In this self-commiseration Sewell was a master, and there was not a corner of the house he did not make the butt of his ridicule,—to contrast its littleness and vulgarity with the former ways and belongings of his own once splendor.
“You're capital fellows,” said he to a party of officers from the neighboring garrison, “to come and see me in this dog-hole. Try and find a chair you can sit on, and I 'll ask my wife if we can give you some dinner. You remember me up at Rangoon, Hobbes? Another guess sort of place, wasn't it? I had the Rajah's palace and four elephants at my orders. At Guzerat, too, I was the Resident, and, by Jove, I never dreamed of coming down to this!”
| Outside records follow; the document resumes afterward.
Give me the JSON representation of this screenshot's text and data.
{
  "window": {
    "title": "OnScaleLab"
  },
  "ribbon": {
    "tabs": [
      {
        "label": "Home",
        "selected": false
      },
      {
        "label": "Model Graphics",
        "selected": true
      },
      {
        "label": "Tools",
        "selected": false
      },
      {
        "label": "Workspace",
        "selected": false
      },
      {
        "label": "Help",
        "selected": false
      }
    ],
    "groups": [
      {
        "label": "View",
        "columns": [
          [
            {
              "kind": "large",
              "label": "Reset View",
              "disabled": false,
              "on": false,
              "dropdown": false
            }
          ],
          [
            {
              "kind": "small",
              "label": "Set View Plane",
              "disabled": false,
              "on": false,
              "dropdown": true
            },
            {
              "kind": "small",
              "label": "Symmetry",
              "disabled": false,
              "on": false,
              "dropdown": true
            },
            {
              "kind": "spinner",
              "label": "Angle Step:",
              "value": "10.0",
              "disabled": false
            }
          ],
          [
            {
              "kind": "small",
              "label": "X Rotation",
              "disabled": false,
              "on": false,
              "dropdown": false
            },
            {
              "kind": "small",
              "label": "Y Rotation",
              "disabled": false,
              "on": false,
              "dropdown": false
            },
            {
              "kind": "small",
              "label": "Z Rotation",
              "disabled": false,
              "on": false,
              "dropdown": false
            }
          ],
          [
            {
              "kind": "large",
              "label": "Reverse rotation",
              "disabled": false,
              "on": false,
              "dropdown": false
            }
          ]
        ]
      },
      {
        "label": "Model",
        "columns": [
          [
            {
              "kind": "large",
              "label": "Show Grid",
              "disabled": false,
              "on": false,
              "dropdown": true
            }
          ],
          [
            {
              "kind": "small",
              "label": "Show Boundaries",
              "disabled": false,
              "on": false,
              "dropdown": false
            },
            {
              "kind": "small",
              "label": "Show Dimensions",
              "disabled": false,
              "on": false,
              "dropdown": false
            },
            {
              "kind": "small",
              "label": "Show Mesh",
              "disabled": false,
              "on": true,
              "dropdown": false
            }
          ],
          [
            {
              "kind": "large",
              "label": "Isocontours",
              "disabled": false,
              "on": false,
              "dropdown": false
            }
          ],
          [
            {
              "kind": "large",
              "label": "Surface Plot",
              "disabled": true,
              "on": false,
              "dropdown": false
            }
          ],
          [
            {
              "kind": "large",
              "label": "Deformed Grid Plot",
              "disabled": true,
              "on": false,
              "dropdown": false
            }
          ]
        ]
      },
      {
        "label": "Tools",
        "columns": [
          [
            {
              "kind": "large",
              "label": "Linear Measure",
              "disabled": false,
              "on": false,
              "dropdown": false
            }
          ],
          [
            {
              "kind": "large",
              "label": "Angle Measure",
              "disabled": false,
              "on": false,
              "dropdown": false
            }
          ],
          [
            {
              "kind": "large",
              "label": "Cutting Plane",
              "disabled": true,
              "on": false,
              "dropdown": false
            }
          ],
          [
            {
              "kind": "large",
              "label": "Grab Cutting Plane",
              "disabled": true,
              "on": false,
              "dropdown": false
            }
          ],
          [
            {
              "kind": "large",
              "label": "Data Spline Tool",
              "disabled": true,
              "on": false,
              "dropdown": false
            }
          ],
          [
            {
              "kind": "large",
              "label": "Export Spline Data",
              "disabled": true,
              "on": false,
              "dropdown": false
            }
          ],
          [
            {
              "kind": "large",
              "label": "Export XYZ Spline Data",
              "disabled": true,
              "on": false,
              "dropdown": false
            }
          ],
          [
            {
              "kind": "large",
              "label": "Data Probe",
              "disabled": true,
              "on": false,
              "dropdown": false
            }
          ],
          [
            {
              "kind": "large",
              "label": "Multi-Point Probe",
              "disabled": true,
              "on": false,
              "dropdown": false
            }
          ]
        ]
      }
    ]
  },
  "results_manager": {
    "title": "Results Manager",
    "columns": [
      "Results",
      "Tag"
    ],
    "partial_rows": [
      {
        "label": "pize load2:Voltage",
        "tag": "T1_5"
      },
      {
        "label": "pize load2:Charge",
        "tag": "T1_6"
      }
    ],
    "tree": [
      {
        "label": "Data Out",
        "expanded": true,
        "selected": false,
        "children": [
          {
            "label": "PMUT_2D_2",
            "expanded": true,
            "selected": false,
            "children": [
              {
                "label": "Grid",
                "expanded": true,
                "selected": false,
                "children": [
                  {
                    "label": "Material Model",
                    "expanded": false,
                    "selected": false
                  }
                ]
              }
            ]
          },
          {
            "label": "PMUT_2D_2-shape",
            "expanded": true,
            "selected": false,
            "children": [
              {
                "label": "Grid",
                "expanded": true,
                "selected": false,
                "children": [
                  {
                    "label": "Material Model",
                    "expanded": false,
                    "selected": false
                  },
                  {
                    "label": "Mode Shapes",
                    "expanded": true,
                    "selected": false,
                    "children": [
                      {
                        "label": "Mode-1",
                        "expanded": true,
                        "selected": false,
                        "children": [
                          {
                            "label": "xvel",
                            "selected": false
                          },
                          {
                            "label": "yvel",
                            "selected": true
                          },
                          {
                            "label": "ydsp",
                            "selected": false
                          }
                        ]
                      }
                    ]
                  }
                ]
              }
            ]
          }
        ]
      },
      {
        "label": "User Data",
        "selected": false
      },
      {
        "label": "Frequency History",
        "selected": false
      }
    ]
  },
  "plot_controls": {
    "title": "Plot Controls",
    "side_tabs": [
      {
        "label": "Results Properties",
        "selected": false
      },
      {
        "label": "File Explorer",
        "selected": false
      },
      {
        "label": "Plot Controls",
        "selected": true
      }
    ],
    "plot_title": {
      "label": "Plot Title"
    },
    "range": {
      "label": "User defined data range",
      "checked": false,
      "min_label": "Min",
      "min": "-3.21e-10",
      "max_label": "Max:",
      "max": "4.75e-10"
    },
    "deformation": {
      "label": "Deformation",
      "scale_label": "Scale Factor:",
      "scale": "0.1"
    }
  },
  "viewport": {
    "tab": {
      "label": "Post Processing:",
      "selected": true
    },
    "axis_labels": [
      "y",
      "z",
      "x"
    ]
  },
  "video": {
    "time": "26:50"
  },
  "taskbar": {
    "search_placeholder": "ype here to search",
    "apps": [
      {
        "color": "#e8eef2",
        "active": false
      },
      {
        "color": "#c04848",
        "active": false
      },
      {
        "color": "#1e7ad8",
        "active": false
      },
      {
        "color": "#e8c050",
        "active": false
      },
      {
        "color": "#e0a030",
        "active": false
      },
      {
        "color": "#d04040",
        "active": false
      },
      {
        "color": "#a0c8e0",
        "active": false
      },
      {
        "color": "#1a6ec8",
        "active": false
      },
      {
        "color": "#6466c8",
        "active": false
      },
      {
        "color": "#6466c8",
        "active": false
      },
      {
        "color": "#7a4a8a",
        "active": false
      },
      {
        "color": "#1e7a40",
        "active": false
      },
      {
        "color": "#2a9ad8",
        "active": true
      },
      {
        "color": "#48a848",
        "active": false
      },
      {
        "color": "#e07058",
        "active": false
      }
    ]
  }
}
Too indolent or too indifferent to care where or how she was lodged, his wife gave no heed to his complaints, beyond a little half-supercilious smile as he uttered them. “If a fellow will marry, however, he deserves it all,” was his usual wind-up to all his lamentations; and in this he seemed to console himself by the double opportunity of pitying himself and insulting his wife.
All that Colonel Cave and his officers could say in praise of the spot, its beauty, its neatness, and its comfort, were only fresh aliment to his depreciation, and he more than half implied that possibly the place was quite good enough for them, but that was not exactly the question at issue.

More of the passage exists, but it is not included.